JESUS DON'T WANT ME FOR A SUNBEAM
(VERSION BY K. COBAIN)

Jesus don't want me for a sunbeam
Sunbeams are not made like me.
Don't expect me to cry
For all the reasons you had to die
Don't ever ask your love of me.

Don't expect me to cry
Don't expect me to lie
Don't expect me to die for thee.

Jesus don't want me for a sunbeam
Sunbeams are not made like me.
Don't expect me to cry
For all the reasons you had to die
Don't ever ask your love of me.

Don't expect me to cry
Don't expect me to lie
Don't expect me to die for thee.

9 comments:

Sara said...

This is great because Jesus doesn't want me for a sunbeam either. I like to think however, that if he were alive now he might want me for a radical ass kicker instead!

Metamatician said...

I've no doubt at all that you are correct on this. However, he may fear you fighting for the wrong side and thus try to thwart your schemes. Maybe turn Rex into a ficus plant and you into one of those three-legged dogs everyone feels so sorry for, to be mobbed by bleeding-heart do-gooders.

Sara said...

No no! I'd stay on his good side so as to get plenty of free baguettes and Cab Sav.

Metamatician said...

Don't forget the fish!

Sara said...

Oh and maybe if the Rex hex was successful we might get a few figs too?

Thesaurus Rex said...

You know the rules. Keep your hands off my fruit until it's ripe.

Unknown said...

This reminds me of listening to the radio one summer about seven or eight years ago. The DJ had just played Smells like Teen Spirit and was amazed to get a call from a young scally desperate to know who the band was - she hadn't bothered to metion the band's name or the track title for obvious reasons.

Metamatician said...

Lol. Well some people are late to the party.
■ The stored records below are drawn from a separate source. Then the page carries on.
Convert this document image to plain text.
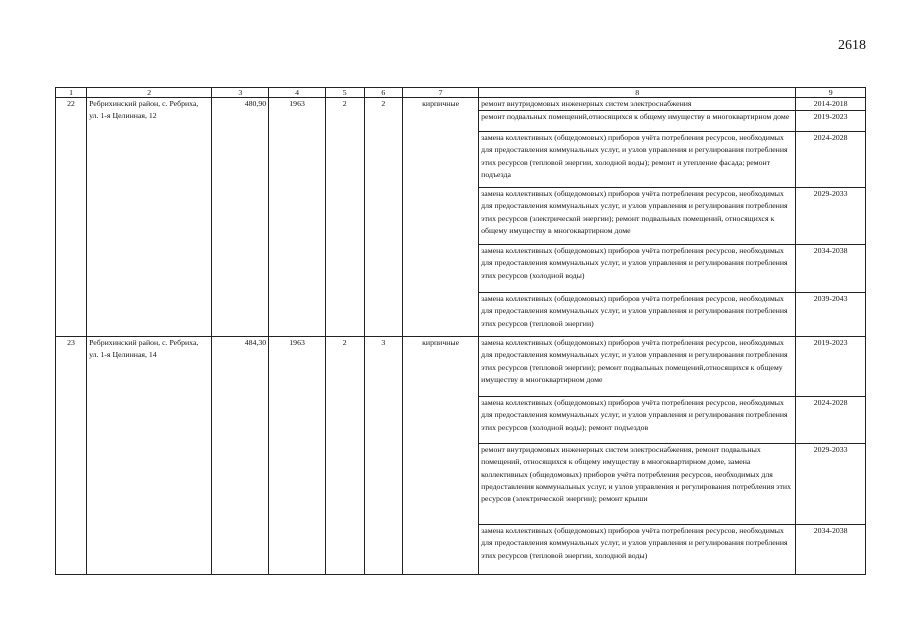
2618
1	2	3	4	5	6	7	8	9
22	Ребрихинский район, с. Ребриха, ул. 1-я Целинная, 12	480,90	1963	2	2	кирпичные	ремонт внутридомовых инженерных систем электроснабжения	2014-2018
							ремонт подвальных помещений,относящихся к общему имуществу в многоквартирном доме	2019-2023
							замена коллективных (общедомовых) приборов учёта потребления ресурсов, необходимых для предоставления коммунальных услуг, и узлов управления и регулирования потребления этих ресурсов (тепловой энергии, холодной воды); ремонт и утепление фасада; ремонт подъезда	2024-2028
							замена коллективных (общедомовых) приборов учёта потребления ресурсов, необходимых для предоставления коммунальных услуг, и узлов управления и регулирования потребления этих ресурсов (электрической энергии); ремонт подвальных помещений, относящихся к общему имуществу в многоквартирном доме	2029-2033
							замена коллективных (общедомовых) приборов учёта потребления ресурсов, необходимых для предоставления коммунальных услуг, и узлов управления и регулирования потребления этих ресурсов (холодной воды)	2034-2038
							замена коллективных (общедомовых) приборов учёта потребления ресурсов, необходимых для предоставления коммунальных услуг, и узлов управления и регулирования потребления этих ресурсов (тепловой энергии)	2039-2043
23	Ребрихинский район, с. Ребриха, ул. 1-я Целинная, 14	484,30	1963	2	3	кирпичные	замена коллективных (общедомовых) приборов учёта потребления ресурсов, необходимых для предоставления коммунальных услуг, и узлов управления и регулирования потребления этих ресурсов (тепловой энергии); ремонт подвальных помещений,относящихся к общему имуществу в многоквартирном доме	2019-2023
							замена коллективных (общедомовых) приборов учёта потребления ресурсов, необходимых для предоставления коммунальных услуг, и узлов управления и регулирования потребления этих ресурсов (холодной воды); ремонт подъездов	2024-2028
							ремонт внутридомовых инженерных систем электроснабжения, ремонт подвальных помещений, относящихся к общему имуществу в многоквартирном доме, замена коллективных (общедомовых) приборов учёта потребления ресурсов, необходимых для предоставления коммунальных услуг, и узлов управления и регулирования потребления этих ресурсов (электрической энергии); ремонт крыши	2029-2033
							замена коллективных (общедомовых) приборов учёта потребления ресурсов, необходимых для предоставления коммунальных услуг, и узлов управления и регулирования потребления этих ресурсов (тепловой энергии, холодной воды)	2034-2038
Sometimes I envy them!

You could find endless examples with artist like Leonard Cohen, Scott Walker, Dead Can Dance, Joy Division, The Smiths (in America), Nick Cave, Nick Drake, so many many other auteurs who made little mainstream wake in their day but who's ripples eventually found all corners of the pond.

We all had to come aboard sometime, to mix my metaphors inexcusably and yet here I'm capable of fixing my prose as I type and still I don't.

It's my way of being a Strunk and White punk.

Metamatician said...

I don't think the handling or misuse of Rex's fruit would have caused any consternation in the Garden of Eden or warranted a decree of banishment, probably just a cursory over-the-shoulder glance from the big fella, who would then've continued to tally all the different species and feng shui positions of every clubmoss he'd just breathed life into. Just a guess on my part.